Más relevante para el medio plazo es la presencia de carga bidireccional, una tecnología que permite que el coche no solo reciba energía, sino que también pueda devolverla a otros dispositivos o, según la infraestructura disponible, integrarse en usos domésticos o de red. Es una función que varias marcas están incorporando de forma gradual y que empieza a tener sentido en eléctricos con baterías de gran capacidad.

El paquete Relax opcional ofrece un confort aún mayor. ŠKODA

Tecnología de asistencia y una apuesta por el confort

En el apartado de seguridad y asistencia, el Škoda Peaq incluye faros LED Matrix y el sistema Travel Assist 3.0. Esta combinación apunta a un vehículo pensado para hacer muchos kilómetros, con iluminación adaptativa y asistentes de conducción orientados a aliviar la carga del conductor en autopista y vías rápidas, siempre dentro de los límites de supervisión que exigen estos sistemas.

El equipamiento también introduce elementos inéditos en la marca, como los tiradores de las puertas enrasados y un techo panorámico con Dynamic Shade Control.

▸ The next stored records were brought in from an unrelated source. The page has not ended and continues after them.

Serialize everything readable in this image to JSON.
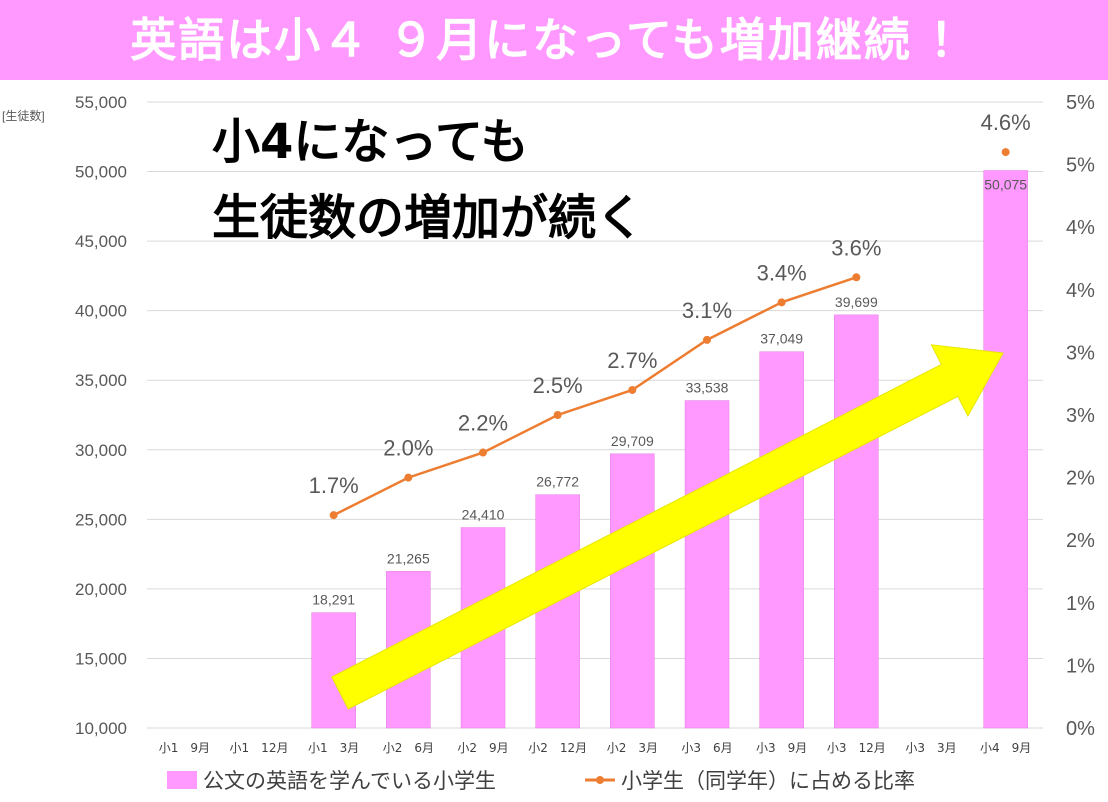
{
  "banner": {
    "title": "英語は小４ ９月になっても増加継続 ！"
  },
  "chart_data": {
    "type": "bar+line",
    "categories": [
      "小1　9月",
      "小1　12月",
      "小1　3月",
      "小2　6月",
      "小2　9月",
      "小2　12月",
      "小2　3月",
      "小3　6月",
      "小3　9月",
      "小3　12月",
      "小3　3月",
      "小4　9月"
    ],
    "series": [
      {
        "name": "公文の英語を学んでいる小学生",
        "type": "bar",
        "axis": "left",
        "values": [
          null,
          null,
          18291,
          21265,
          24410,
          26772,
          29709,
          33538,
          37049,
          39699,
          null,
          50075
        ],
        "labels": [
          "",
          "",
          "18,291",
          "21,265",
          "24,410",
          "26,772",
          "29,709",
          "33,538",
          "37,049",
          "39,699",
          "",
          "50,075"
        ],
        "color": "#ff99ff"
      },
      {
        "name": "小学生（同学年）に占める比率",
        "type": "line",
        "axis": "right",
        "values": [
          null,
          null,
          1.7,
          2.0,
          2.2,
          2.5,
          2.7,
          3.1,
          3.4,
          3.6,
          null,
          4.6
        ],
        "labels": [
          "",
          "",
          "1.7%",
          "2.0%",
          "2.2%",
          "2.5%",
          "2.7%",
          "3.1%",
          "3.4%",
          "3.6%",
          "",
          "4.6%"
        ],
        "color": "#ed7d31"
      }
    ],
    "ylabel": "[生徒数]",
    "ylim": [
      10000,
      55000
    ],
    "y_ticks": [
      10000,
      15000,
      20000,
      25000,
      30000,
      35000,
      40000,
      45000,
      50000,
      55000
    ],
    "y_tick_labels": [
      "10,000",
      "15,000",
      "20,000",
      "25,000",
      "30,000",
      "35,000",
      "40,000",
      "45,000",
      "50,000",
      "55,000"
    ],
    "y2lim": [
      0,
      5
    ],
    "y2_tick_labels": [
      "0%",
      "1%",
      "1%",
      "2%",
      "2%",
      "3%",
      "3%",
      "4%",
      "4%",
      "5%",
      "5%"
    ],
    "grid": true,
    "legend": "bottom",
    "annotation": {
      "line1": "小4になっても",
      "line2": "生徒数の増加が続く"
    },
    "arrow_color": "#ffff00"
  }
}
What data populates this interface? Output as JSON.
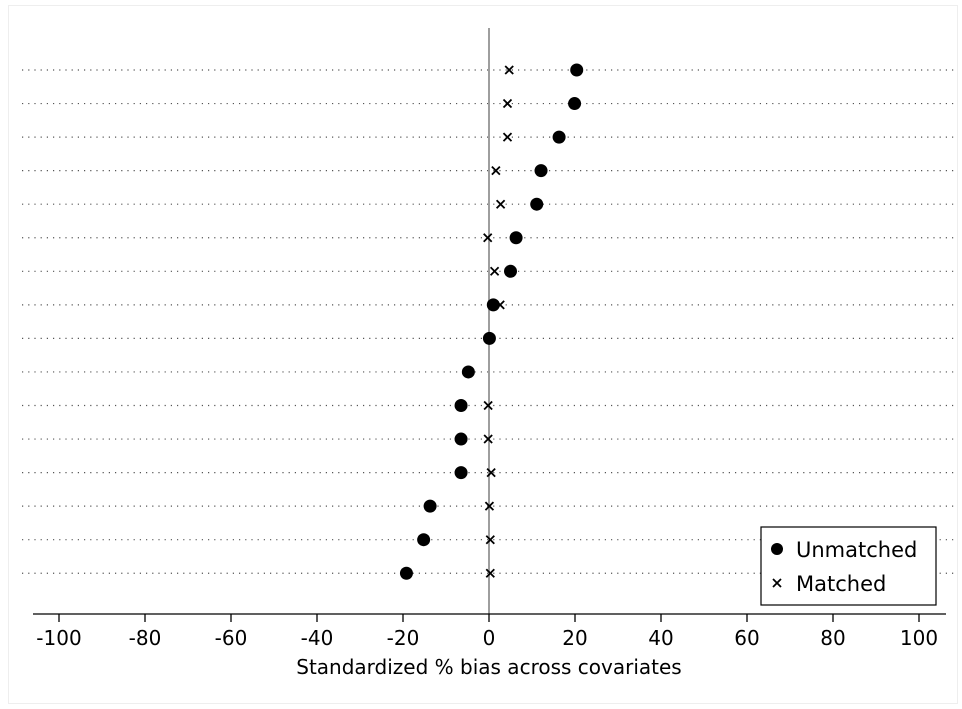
{
  "chart_data": {
    "type": "scatter",
    "title": "",
    "xlabel": "Standardized % bias across covariates",
    "ylabel": "",
    "xlim": [
      -105,
      106
    ],
    "xticks": [
      -100,
      -80,
      -60,
      -40,
      -20,
      0,
      20,
      40,
      60,
      80,
      100
    ],
    "grid": true,
    "legend_position": "bottom-right",
    "rows": 16,
    "series": [
      {
        "name": "Unmatched",
        "marker": "circle",
        "values": [
          20.4,
          19.9,
          16.3,
          12.1,
          11.1,
          6.3,
          5.0,
          1.0,
          0.1,
          -4.8,
          -6.5,
          -6.5,
          -6.5,
          -13.7,
          -15.2,
          -19.2
        ]
      },
      {
        "name": "Matched",
        "marker": "x",
        "values": [
          4.7,
          4.3,
          4.3,
          1.6,
          2.7,
          -0.3,
          1.3,
          2.6,
          null,
          null,
          -0.2,
          -0.2,
          0.5,
          0.1,
          0.3,
          0.3
        ]
      }
    ]
  }
}
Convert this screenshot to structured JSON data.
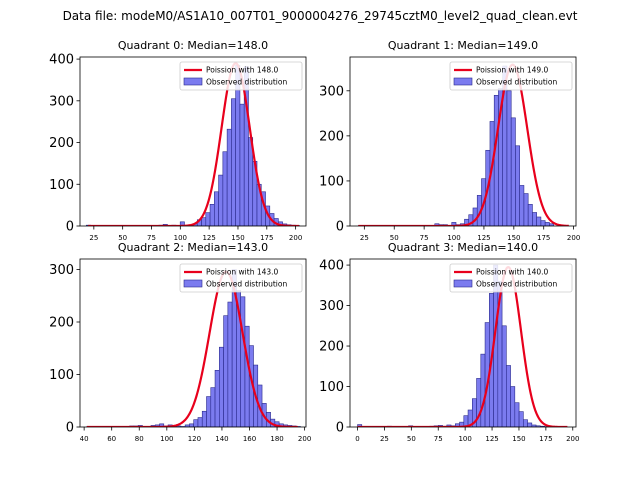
{
  "figure": {
    "suptitle": "Data file: modeM0/AS1A10_007T01_9000004276_29745cztM0_level2_quad_clean.evt"
  },
  "style": {
    "bar_fill": "#7b7bef",
    "bar_edge": "#2a2a8c",
    "line_color": "#e8001c"
  },
  "chart_data": [
    {
      "type": "bar",
      "title": "Quadrant 0: Median=148.0",
      "xlabel": "",
      "ylabel": "",
      "xlim": [
        13,
        209
      ],
      "ylim": [
        0,
        405
      ],
      "xticks": [
        25,
        50,
        75,
        100,
        125,
        150,
        175,
        200
      ],
      "yticks": [
        0,
        100,
        200,
        300,
        400
      ],
      "legend": {
        "placement": "top-right",
        "entries": [
          "Poission with 148.0",
          "Observed distribution"
        ]
      },
      "series": [
        {
          "name": "Poission with 148.0",
          "kind": "line",
          "mean": 148.0,
          "peak": 390,
          "x_range": [
            20,
            203
          ]
        },
        {
          "name": "Observed distribution",
          "kind": "histogram",
          "bin_width": 3.7,
          "x_start": 18.5,
          "values": [
            2,
            1,
            0,
            1,
            1,
            0,
            0,
            1,
            0,
            1,
            1,
            0,
            1,
            0,
            0,
            1,
            0,
            2,
            4,
            1,
            2,
            1,
            10,
            1,
            3,
            5,
            15,
            20,
            32,
            52,
            82,
            122,
            178,
            232,
            305,
            385,
            292,
            382,
            212,
            155,
            100,
            82,
            48,
            30,
            18,
            10,
            5,
            3,
            2,
            1
          ]
        }
      ]
    },
    {
      "type": "bar",
      "title": "Quadrant 1: Median=149.0",
      "xlabel": "",
      "ylabel": "",
      "xlim": [
        13,
        202
      ],
      "ylim": [
        0,
        375
      ],
      "xticks": [
        25,
        50,
        75,
        100,
        125,
        150,
        175,
        200
      ],
      "yticks": [
        0,
        100,
        200,
        300
      ],
      "legend": {
        "placement": "top-right",
        "entries": [
          "Poission with 149.0",
          "Observed distribution"
        ]
      },
      "series": [
        {
          "name": "Poission with 149.0",
          "kind": "line",
          "mean": 149.0,
          "peak": 358,
          "x_range": [
            20,
            196
          ]
        },
        {
          "name": "Observed distribution",
          "kind": "histogram",
          "bin_width": 3.55,
          "x_start": 20,
          "values": [
            1,
            0,
            1,
            0,
            0,
            1,
            0,
            1,
            0,
            0,
            1,
            0,
            0,
            1,
            0,
            0,
            0,
            0,
            5,
            3,
            3,
            1,
            8,
            3,
            5,
            15,
            25,
            40,
            68,
            105,
            168,
            232,
            290,
            305,
            355,
            300,
            240,
            178,
            90,
            72,
            48,
            30,
            20,
            12,
            8,
            5
          ]
        }
      ]
    },
    {
      "type": "bar",
      "title": "Quadrant 2: Median=143.0",
      "xlabel": "",
      "ylabel": "",
      "xlim": [
        37,
        201
      ],
      "ylim": [
        0,
        320
      ],
      "xticks": [
        40,
        60,
        80,
        100,
        120,
        140,
        160,
        180,
        200
      ],
      "yticks": [
        0,
        100,
        200,
        300
      ],
      "legend": {
        "placement": "top-right",
        "entries": [
          "Poission with 143.0",
          "Observed distribution"
        ]
      },
      "series": [
        {
          "name": "Poission with 143.0",
          "kind": "line",
          "mean": 143.0,
          "peak": 296,
          "x_range": [
            42,
            195
          ]
        },
        {
          "name": "Observed distribution",
          "kind": "histogram",
          "bin_width": 3.1,
          "x_start": 42,
          "values": [
            1,
            0,
            0,
            1,
            0,
            0,
            1,
            1,
            0,
            1,
            2,
            2,
            3,
            1,
            0,
            3,
            4,
            6,
            2,
            4,
            3,
            2,
            1,
            4,
            6,
            14,
            18,
            30,
            58,
            75,
            108,
            152,
            212,
            238,
            300,
            260,
            248,
            192,
            155,
            118,
            80,
            45,
            28,
            15,
            10,
            6,
            4,
            3,
            2,
            1
          ]
        }
      ]
    },
    {
      "type": "bar",
      "title": "Quadrant 3: Median=140.0",
      "xlabel": "",
      "ylabel": "",
      "xlim": [
        -7,
        203
      ],
      "ylim": [
        0,
        415
      ],
      "xticks": [
        0,
        25,
        50,
        75,
        100,
        125,
        150,
        175,
        200
      ],
      "yticks": [
        0,
        100,
        200,
        300,
        400
      ],
      "legend": {
        "placement": "top-right",
        "entries": [
          "Poission with 140.0",
          "Observed distribution"
        ]
      },
      "series": [
        {
          "name": "Poission with 140.0",
          "kind": "line",
          "mean": 140.0,
          "peak": 395,
          "x_range": [
            0,
            195
          ]
        },
        {
          "name": "Observed distribution",
          "kind": "histogram",
          "bin_width": 3.95,
          "x_start": 0,
          "values": [
            6,
            0,
            0,
            1,
            0,
            1,
            0,
            2,
            0,
            1,
            0,
            0,
            3,
            1,
            0,
            1,
            0,
            2,
            3,
            4,
            2,
            5,
            3,
            8,
            12,
            28,
            42,
            70,
            120,
            180,
            258,
            330,
            400,
            360,
            250,
            152,
            100,
            60,
            38,
            18,
            10,
            5,
            3,
            2,
            1
          ]
        }
      ]
    }
  ]
}
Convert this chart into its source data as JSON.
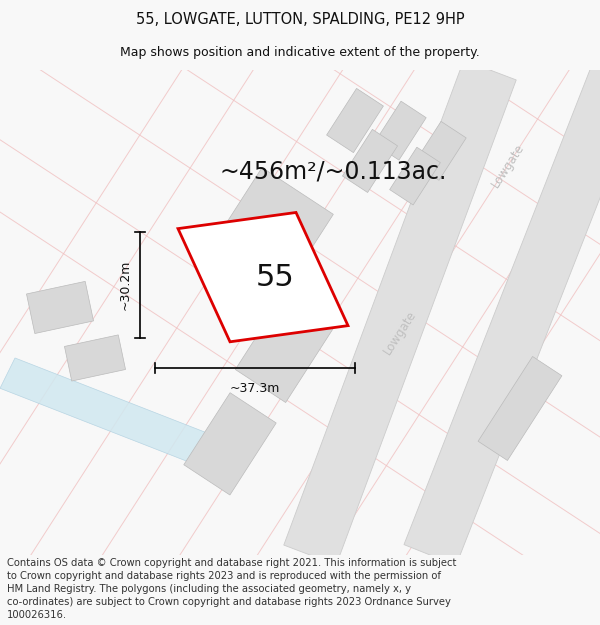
{
  "title_line1": "55, LOWGATE, LUTTON, SPALDING, PE12 9HP",
  "title_line2": "Map shows position and indicative extent of the property.",
  "area_text": "~456m²/~0.113ac.",
  "label_55": "55",
  "dim_height": "~30.2m",
  "dim_width": "~37.3m",
  "footer_text": "Contains OS data © Crown copyright and database right 2021. This information is subject to Crown copyright and database rights 2023 and is reproduced with the permission of HM Land Registry. The polygons (including the associated geometry, namely x, y co-ordinates) are subject to Crown copyright and database rights 2023 Ordnance Survey 100026316.",
  "bg_color": "#f8f8f8",
  "map_bg": "#ffffff",
  "road_color_light": "#f0c0c0",
  "road_fill": "#e0e0e0",
  "road_edge": "#cccccc",
  "highlight_color": "#dd0000",
  "text_color": "#111111",
  "footer_color": "#333333",
  "road_label_color": "#c0c0c0",
  "building_fill": "#d8d8d8",
  "building_edge": "#bbbbbb",
  "water_fill": "#d0e8f0",
  "water_edge": "#b0d0e0",
  "title_fontsize": 10.5,
  "subtitle_fontsize": 9,
  "area_fontsize": 17,
  "label55_fontsize": 22,
  "dim_fontsize": 9,
  "footer_fontsize": 7.2
}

El primero responde a una tendencia cada vez más común en eléctricos por razones aerodinámicas y de diseño; el segundo permite gestionar la entrada de luz en el habitáculo sin recurrir a una cortinilla convencional.

El interior parece jugar una carta más próxima al confort que a la deportividad. Škoda menciona un paquete Relax opcional y un sistema de sonido firmado por Sonos, una marca conocida por sus equipos de audio doméstico que empieza a ganar presencia en el automóvil. La referencia a una atmósfera tipo lounge encaja con la idea de un SUV familiar de largo recorrido, aunque será la calidad real de materiales, aislamiento y ergonomía la que determine su posición frente a rivales directos.

El Peaq también incorpora una amplia dotación de funciones y tecnología de vanguardia. ŠKODA

La gama eléctrica de Škoda se estira por arriba

La llegada del Peaq amplía una familia eléctrica que ya cuenta con propuestas como el Enyaq y el Elroq, además del futuro Epiq dentro de la estrategia de modelos cero emisiones de la marca. En la página de modelos electrificados de Škoda, el fabricante estructura una oferta cada vez más escalonada, desde vehículos compactos hasta SUV de mayor tamaño.

Ese despliegue responde a una realidad del mercado europeo: el coche eléctrico avanza de forma desigual, pero los fabricantes necesitan cubrir distintos usos si quieren que la transición no quede limitada a utilitarios urbanos o berlinas de representación. Un SUV eléctrico de siete plazas tiene sentido para clientes que buscan sustituir un diésel familiar grande, especialmente en mercados donde los viajes largos y la capacidad de carga siguen pesando en la decisión de compra.

Škoda no ha detallado en esta información los precios, versiones para España ni calendario comercial concreto del Peaq. Esos datos serán determinantes para medir su encaje frente a otros SUV eléctricos grandes, un terreno en el que el coste de acceso suele marcar la diferencia entre un producto de imagen y una alternativa real para familias que necesitan espacio de verdad.